12 October 2010

Life in the swamp

sjoe. Its quiet today.
All I can hear, are the clicking clicking of fingers on keyboards, and the occasional throat clearing.
I look around the office, but try not to let people see that I'm obviously staring at their faces. I'm sure they must feel my glare.
I take a look at each person sitting in my immediate surroundings and each one of them tells a story or plays a part in my life.
Its quiet. I dont like the quiet.
Tuesday today which means, just 3 days to go until all of this is done.

joh.

05 October 2010

Mother Goose says cheers

So its exactly 1 week and about 2 days until Mother Goose spreads her wings and rises up from her nesting place.
And about 2 weeks after that, that Mother Goose decides to move to a new continent altogether.

Looking back over the past 5 years that I've been roosting in this nest, I've seen storms. I've seen predators. I've eggs that have not quite hatched and I've seen other Geese trying to steal my chicks - but when I look back, I can only realise that this is the place Mother Goose was supposed to be living and breathing.
This Mother Goose started when this environment was a shell in an old run-down building. Where the entire 2 duckponds full of people sat in 1pond. Where entire flocks hadnt been developed or created yet.
The other ducks I've met drifting in and out of my pond area have almost all left an impression on my nest - be it a good one, or a not so good one.
There are the faces and quacks that I'd probably choose to forget, but more likely the faces and quacks that I'll carry with me - onto my next destination.

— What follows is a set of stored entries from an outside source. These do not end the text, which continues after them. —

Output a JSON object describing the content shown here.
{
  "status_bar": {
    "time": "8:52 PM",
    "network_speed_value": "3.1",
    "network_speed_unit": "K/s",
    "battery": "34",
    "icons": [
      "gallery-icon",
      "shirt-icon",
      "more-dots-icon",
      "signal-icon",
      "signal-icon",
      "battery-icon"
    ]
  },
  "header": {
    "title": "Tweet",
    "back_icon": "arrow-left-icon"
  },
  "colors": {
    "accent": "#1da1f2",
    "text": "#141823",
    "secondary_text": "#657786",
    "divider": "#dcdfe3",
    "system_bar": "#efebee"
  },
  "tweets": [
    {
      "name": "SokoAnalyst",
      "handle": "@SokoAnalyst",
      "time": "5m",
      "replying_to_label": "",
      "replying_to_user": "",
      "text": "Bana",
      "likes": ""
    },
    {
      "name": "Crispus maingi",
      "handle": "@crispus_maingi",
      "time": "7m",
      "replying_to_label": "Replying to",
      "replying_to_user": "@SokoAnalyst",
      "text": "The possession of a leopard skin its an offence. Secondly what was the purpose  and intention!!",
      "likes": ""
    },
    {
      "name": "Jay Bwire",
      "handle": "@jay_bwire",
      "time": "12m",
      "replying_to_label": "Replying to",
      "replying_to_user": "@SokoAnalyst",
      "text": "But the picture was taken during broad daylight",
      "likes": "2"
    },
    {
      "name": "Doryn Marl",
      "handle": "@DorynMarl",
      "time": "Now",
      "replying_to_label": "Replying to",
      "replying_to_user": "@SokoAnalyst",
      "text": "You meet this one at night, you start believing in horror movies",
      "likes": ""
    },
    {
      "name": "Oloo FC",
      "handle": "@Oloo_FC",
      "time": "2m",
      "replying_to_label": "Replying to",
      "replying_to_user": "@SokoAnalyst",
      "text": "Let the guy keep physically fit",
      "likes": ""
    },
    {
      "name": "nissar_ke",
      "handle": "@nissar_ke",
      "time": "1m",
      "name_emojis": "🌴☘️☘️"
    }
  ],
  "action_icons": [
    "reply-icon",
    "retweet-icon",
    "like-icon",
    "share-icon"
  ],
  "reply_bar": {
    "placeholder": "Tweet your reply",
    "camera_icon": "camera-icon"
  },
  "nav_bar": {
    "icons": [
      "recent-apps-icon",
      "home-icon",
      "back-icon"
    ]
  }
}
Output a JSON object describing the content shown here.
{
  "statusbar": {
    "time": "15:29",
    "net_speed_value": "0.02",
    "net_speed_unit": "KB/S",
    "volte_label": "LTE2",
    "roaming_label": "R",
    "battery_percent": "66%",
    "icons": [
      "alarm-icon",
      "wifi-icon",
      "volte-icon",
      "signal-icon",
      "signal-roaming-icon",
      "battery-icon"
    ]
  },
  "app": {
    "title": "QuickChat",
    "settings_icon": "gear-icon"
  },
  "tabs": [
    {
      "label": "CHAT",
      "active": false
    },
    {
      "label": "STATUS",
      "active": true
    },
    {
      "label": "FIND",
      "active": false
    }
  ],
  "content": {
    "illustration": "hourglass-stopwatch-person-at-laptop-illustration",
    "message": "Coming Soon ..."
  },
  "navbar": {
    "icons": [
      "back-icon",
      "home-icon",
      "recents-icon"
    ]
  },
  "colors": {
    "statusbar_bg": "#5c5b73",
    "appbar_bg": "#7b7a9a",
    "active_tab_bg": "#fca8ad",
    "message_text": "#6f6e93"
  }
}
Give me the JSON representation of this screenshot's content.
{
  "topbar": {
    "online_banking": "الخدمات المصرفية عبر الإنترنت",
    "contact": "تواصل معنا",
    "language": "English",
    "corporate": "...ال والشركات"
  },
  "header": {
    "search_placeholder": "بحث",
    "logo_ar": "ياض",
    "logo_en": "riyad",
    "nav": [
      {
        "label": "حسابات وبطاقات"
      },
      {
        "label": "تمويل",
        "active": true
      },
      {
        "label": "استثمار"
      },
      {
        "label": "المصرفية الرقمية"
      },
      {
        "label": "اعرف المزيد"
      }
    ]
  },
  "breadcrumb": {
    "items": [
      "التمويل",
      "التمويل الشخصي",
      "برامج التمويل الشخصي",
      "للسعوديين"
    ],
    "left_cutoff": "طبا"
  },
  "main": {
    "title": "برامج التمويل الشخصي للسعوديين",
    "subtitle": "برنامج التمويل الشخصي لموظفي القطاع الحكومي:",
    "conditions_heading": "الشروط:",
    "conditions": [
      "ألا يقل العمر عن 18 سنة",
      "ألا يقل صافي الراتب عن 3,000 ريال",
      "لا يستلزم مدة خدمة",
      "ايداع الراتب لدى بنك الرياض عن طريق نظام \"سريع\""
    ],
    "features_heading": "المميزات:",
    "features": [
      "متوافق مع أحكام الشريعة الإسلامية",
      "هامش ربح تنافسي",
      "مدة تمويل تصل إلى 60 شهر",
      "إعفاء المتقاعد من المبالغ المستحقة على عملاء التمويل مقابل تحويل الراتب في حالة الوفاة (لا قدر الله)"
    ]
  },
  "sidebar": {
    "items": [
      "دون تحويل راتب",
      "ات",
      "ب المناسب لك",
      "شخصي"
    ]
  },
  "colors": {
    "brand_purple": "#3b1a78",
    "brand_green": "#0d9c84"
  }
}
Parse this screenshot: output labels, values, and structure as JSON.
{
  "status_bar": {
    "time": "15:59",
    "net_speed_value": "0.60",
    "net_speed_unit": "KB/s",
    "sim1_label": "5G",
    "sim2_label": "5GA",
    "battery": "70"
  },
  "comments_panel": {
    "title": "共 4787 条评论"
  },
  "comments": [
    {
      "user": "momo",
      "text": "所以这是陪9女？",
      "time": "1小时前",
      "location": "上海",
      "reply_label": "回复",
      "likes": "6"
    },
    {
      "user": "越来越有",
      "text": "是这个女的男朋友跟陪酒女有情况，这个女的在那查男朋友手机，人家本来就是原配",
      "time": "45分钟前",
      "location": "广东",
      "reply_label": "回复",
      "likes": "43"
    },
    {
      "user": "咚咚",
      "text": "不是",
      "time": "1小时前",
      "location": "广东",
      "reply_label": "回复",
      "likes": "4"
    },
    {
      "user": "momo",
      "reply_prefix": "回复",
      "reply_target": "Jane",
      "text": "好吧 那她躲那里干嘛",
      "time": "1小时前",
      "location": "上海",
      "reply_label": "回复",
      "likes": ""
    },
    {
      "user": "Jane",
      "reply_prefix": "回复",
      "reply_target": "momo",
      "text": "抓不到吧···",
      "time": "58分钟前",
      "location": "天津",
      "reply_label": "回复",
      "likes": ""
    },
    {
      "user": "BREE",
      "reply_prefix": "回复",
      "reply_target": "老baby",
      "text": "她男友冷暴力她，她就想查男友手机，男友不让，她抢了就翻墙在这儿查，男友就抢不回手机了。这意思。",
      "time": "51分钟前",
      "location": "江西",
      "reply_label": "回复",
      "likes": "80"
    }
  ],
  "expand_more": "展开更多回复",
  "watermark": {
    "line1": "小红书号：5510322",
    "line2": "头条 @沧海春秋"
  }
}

So as opposed to flying South for the winter, this Goose will be mirgrating North for hers.

And its a strang feeling. The last time I did this, I was much younger. My world was my oyster. I had no attachments. No commitments. No additional nesting fees to pay, or extra twigs and feathers that I'd gathered over time - that made my pond-life so much happier and more comfortable. I was a loner - and I could do whatever I wanted, whenever I wanted to.

Now, however, 10 years have passed, and re-nesting just doesnt appear to be as easy as it once was. I am responsible now. I am an adult goose. And I do things that other adult geese do. In fact, its totally un-cool NOT to be able to say, you have a pension and a medical aid. You almost look on others without these things with pity, that they havent MADE it in the Greater Pond, in the way you have.
I look back at the freedom I had 10 years ago, and I miss it.  I have always missed it.

But now, Mother Goose stands at a new precipice - about to stretch her achy wings. About to clean off her ruffled moth-ball smelling feathers. About to stretch out each webbed foot and get ready for a long (perhaps longer than usual) run up to the take off.
Its exciting, but daunting at the same time, and I wonder if I'll be able to get lift off.

I'm sure I will.

I'll take some helium with... just in case.